①でnext-auth/reactからインポートしたSessionProviderでpropsから受け取ったchildrenをラップしたコンポーネントをデフォルトエクスポートしています。SessionProviderでラップすることにより、子コンポーネントはユーザーのセッション情報を取得することができるようになります。

②はnext-authモジュールからgetServerSession関数をインポートしています。この関数は、サーバーサイドでセッション情報を取得するために使用されます。

③はgetServerSession関数を使用してセッション情報を取得しています。authOptionsを引数として渡しており、このオプションはサーバーサイドでのセッション情報の取得方法を指定します。取得したセッション情報はsession変数に格納されます。

そして、プロフィールページの表示部分では、userの有無によって条件分岐しています。userが存在しない場合は、「ユーザー情報が取得できていません。。。」と表示されます。

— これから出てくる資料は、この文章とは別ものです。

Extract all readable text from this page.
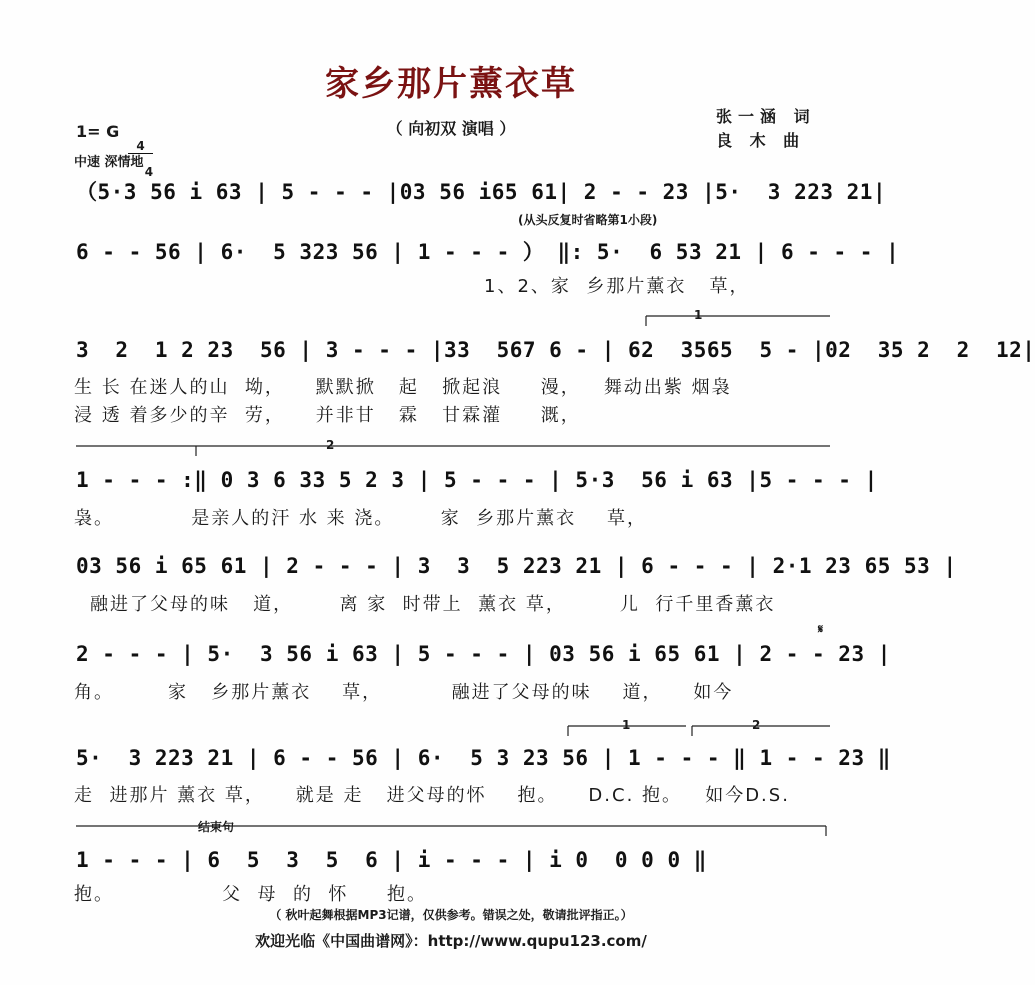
家乡那片薰衣草
（ 向初双 演唱 ）
张一涵 词
良 木 曲
1= G

4

4

中速 深情地
（5·3 56 i 63 | 5 - - - |03 56 i65 61| 2 - - 23 |5·  3 223 21|
(从头反复时省略第1小段)
6 - - 56 | 6·  5 323 56 | 1 - - - ） ‖: 5·  6 53 21 | 6 - - - |
1、2、家  乡那片薰衣   草，
1
3  2  1 2 23  56 | 3 - - - |33  567 6 - | 62  3565  5 - |02  35 2  2  12|
生 长 在迷人的山  坳，    默默掀   起   掀起浪     漫，   舞动出紫 烟袅
浸 透 着多少的辛  劳，    并非甘   霖   甘霖灌     溉，
2
1 - - - :‖ 0 3 6 33 5 2 3 | 5 - - - | 5·3  56 i 63 |5 - - - |
袅。          是亲人的汗 水 来 浇。      家  乡那片薰衣    草，
03 56 i 65 61 | 2 - - - | 3  3  5 223 21 | 6 - - - | 2·1 23 65 53 |
融进了父母的味   道，      离 家  时带上  薰衣 草，       儿  行千里香薰衣
𝄋
2 - - - | 5·  3 56 i 63 | 5 - - - | 03 56 i 65 61 | 2 - - 23 |
角。       家   乡那片薰衣    草，         融进了父母的味    道，    如今
1	2
5·  3 223 21 | 6 - - 56 | 6·  5 3 23 56 | 1 - - - ‖ 1 - - 23 ‖
走  进那片 薰衣 草，    就是 走   进父母的怀    抱。    D.C. 抱。   如今D.S.
结束句
1 - - - | 6  5  3  5  6 | i - - - | i 0  0 0 0 ‖
抱。              父  母  的  怀     抱。
（ 秋叶起舞根据MP3记谱，仅供参考。错误之处，敬请批评指正。）
欢迎光临《中国曲谱网》：http://www.qupu123.com/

userが存在する場合は、プロフィール写真(user.image)や名前(user.name)などのユーザー情報が表示されます。

まとめ

NextAuth.jsはデータベースにユーザー情報をセッションとして管理できたり、Next.jsだけではなくSvelteなどのフレームワークでも使えるように改良を進めているそうです。

私自身まだまだNextAuth.jsを深く理解できていないのでもし今後実務で使用することがあればキャッチアップして、インプットしたことはこちらの記事にアウトプットしていければと思っています。

終わりに

最後まで記事を読んでいただきありがとうございました。